There is increasing recognition among the Mises libertarians that winning the economic debate is not enough. The libertarian right have effectively won the debate against Keynesianism and the mixed-economy, as they have been able to predict and explain the boom-bust economic cycle as the product of Keynesian theories and government attempts to manage the economy via monetary expansion, fiscal polity and regulation.
Nonetheless, there is growing recognition that despite their discredited economic policies the left keeps winning the cultural and political war, and this can only mean that economics is not enough. The left is ideologically motivated and appeals to feelings, such as resentment and apparent injustice. The libertarian right is beginning to recognise that in order to start winning in the cultural war it must also act in the sphere of culture, and that what the right needs to rediscover is the importance of beauty.
The left is decidedly anti-beauty, whereas the right has eschewed beauty in favour of economic efficiency. Both have produced urban and cultural ugliness, with glass towers, car cities, the burbs, box shopping malls, pop music, and mass entertainment. But it is beauty that is at the basis of Western culture and it is beauty that provides for its spiritual foundation. No one is really motivated to fight for a free market and economic efficiency, but the beauty at the centre of European culture remains a source of inspiration and is a thing that many people still feel is worthy of protection, if they haven’t been completely brainwashed by the leftist state education system.

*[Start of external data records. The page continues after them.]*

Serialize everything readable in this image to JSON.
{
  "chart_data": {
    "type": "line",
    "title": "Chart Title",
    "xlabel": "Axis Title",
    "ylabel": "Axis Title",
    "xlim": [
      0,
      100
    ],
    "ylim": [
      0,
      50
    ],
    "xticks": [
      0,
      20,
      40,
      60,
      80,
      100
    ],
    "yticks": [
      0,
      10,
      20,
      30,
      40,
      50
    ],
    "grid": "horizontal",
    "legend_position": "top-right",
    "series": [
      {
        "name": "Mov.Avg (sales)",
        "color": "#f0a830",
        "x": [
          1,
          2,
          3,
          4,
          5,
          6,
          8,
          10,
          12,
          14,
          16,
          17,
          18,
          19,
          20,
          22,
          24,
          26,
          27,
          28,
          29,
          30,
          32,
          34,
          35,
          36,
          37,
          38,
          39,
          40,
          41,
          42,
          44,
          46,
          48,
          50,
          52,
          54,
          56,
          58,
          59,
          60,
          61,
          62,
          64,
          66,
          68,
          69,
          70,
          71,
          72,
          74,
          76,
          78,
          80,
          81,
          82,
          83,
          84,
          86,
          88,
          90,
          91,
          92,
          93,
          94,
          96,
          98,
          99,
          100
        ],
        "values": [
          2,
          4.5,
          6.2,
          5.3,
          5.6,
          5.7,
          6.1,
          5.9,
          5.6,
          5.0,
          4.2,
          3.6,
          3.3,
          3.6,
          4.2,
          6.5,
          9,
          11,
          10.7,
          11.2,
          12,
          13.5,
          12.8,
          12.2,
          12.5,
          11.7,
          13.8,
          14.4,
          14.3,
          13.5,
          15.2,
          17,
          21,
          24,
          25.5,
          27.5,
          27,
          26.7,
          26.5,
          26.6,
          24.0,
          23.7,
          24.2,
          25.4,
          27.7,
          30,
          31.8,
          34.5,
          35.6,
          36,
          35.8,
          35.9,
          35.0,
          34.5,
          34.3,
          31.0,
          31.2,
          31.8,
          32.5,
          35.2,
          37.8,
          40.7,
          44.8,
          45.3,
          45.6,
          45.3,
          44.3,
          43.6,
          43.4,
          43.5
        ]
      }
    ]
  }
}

One way in which the ugliness of the global corporate system has been resisted is the Slow Food Movement which was founded in Italy in the 1980s. The fight for sustainable and local farming doesn’t seem to be particularly either a right or a left cause on the face of it. But of course the people in San Francisco couldn’t resist to turn it into a communist cause, with the result that the membership dropped by more than half:
As of 2013, Slow Food USA has a membership of roughly 12,000, down from over 30,000 in 2008. In 2011, the organization was forced to make a series of staff layoffs and reductions and had faced a significant reduction in their income from wealthy supporters. This was partly attributed to the economic recession, but also to disagreements within the movement and a loss of several key personalities.Wikipedia
Started as a protest against fast food and oppressive food systems in Italy in the 1980s, Slow Food is a million-member movement of food activists around the world. Here in the US, we are uniting the joy of food with the pursuit of justice and dismantling oppressive food systems to achieve good, clean and fair food for all.Slow Food USA
I am yet to see any mention of “food activism”, “oppressive food systems” and “pursuit of justice” in relation to the Slow Food organisations in Italy etc. Instead, they’re interested in sustainability and diversity. And what does BLM have to do with it?